Nel corso della psicoterapia questo dubbio su come l'altro significativo lo vedesse come persona era diventato un nodo centrale. Ed ecco che in questa seduta avviene una libera associazione tra il dubbio di come mi vede il capo e la donna senza occhio e bocca bensì con una maschera di macchie amorfe sul viso.
La questione è dunque, come mi vede questa persona mascherata se la sua maschera è completamente ambigua?
E' chiaro qui che lui è arrivato alla consapevolezza che l'altro non può che vedermi a seconda di ciò che io proietterò sul suo volto che nel sogno è una maschera ambigua, fatta di macchie senza senso, alle quali chi osserva da' un senso. Dunque lei mi vede nel modo in cui io darò senso a quelle macchie. Il terrore si affaccia nel sogno rispetto alla ambiguità totale della maschera.
Qui è svelata la questione chiave di una psicoanalisi, l'impossibilità di toccare il reale, i fatti non esistono. Esiste solo la interpretazione di ciò che vediamo, ma in se stessa la realtà non esiste. Questa consapevolezza porta, in tutti quelli che ci arrivano, ad una dose molto elevata di angoscia o terrore. E' ineliminabile il terrore in questi passaggi di consapevolezza.
Gli chiesi: Ma tu puoi davvero sapere cosa il tuo capo pensa di te o cosa io penso di te?
Mi rispose correttamente di no.
Ecco qui è il punto, noi rimaniamo nel dubbio e tale dubbio nevrotico è ciò che tiene il legame sociale. Il ritornare all'altro per capire, come conferma della mia operazione interpretativa, e ciò che ne deriva da questi feed back continui e necessari è la tenuta del legame con l'altro.

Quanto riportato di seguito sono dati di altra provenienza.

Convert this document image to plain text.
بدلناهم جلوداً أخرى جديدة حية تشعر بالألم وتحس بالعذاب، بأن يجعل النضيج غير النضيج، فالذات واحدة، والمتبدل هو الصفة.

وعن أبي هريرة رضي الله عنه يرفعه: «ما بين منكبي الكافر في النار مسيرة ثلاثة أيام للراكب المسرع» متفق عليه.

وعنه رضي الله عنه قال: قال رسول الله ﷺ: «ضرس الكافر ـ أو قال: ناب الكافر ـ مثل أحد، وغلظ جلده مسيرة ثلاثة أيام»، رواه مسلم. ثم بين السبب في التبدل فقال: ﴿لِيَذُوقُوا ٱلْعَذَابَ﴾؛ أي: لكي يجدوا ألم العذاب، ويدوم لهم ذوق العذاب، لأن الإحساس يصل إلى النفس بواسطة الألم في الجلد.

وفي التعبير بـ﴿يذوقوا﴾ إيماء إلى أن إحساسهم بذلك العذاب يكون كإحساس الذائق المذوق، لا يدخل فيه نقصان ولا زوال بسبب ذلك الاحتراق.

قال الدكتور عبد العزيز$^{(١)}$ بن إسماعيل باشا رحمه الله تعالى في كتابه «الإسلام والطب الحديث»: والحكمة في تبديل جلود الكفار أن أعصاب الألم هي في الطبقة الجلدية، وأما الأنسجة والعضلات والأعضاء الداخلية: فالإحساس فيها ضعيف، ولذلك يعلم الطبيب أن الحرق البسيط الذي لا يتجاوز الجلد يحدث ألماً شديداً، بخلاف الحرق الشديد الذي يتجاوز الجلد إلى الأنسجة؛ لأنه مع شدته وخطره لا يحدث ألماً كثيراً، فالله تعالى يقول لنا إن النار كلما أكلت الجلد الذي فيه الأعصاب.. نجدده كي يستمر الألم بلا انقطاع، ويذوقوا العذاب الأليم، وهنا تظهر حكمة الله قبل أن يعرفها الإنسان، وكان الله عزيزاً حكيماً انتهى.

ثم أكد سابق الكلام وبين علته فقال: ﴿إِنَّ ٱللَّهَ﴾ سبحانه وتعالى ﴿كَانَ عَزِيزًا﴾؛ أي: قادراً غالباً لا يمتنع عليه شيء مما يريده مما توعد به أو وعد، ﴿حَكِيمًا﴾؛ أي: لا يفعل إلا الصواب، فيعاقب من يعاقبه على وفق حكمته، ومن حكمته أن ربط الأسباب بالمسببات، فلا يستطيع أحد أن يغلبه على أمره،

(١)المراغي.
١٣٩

Lo psicotico, che non fa legame sociale, è certo di come l'altro lo veda. Può essere una proiezione interante negativa o interamente positiva. È da questa realtà pietrificata. dove non vi e' dubbio e vi e' una unica, inscalfibile interpretazione possibile del reale, che nascono i deliri paranoidei, mistici, l'erotomania, ecc...
Il nevrotico è nel dubbio perpetuo. Il lavoro analitico rappresenta un modo per imparare a mantenere tra le mani, per cosi dire, questo dubbio senza che esploda e ci paralizzi. Riuscire a contenere l'angoscia nel legame con l'altro.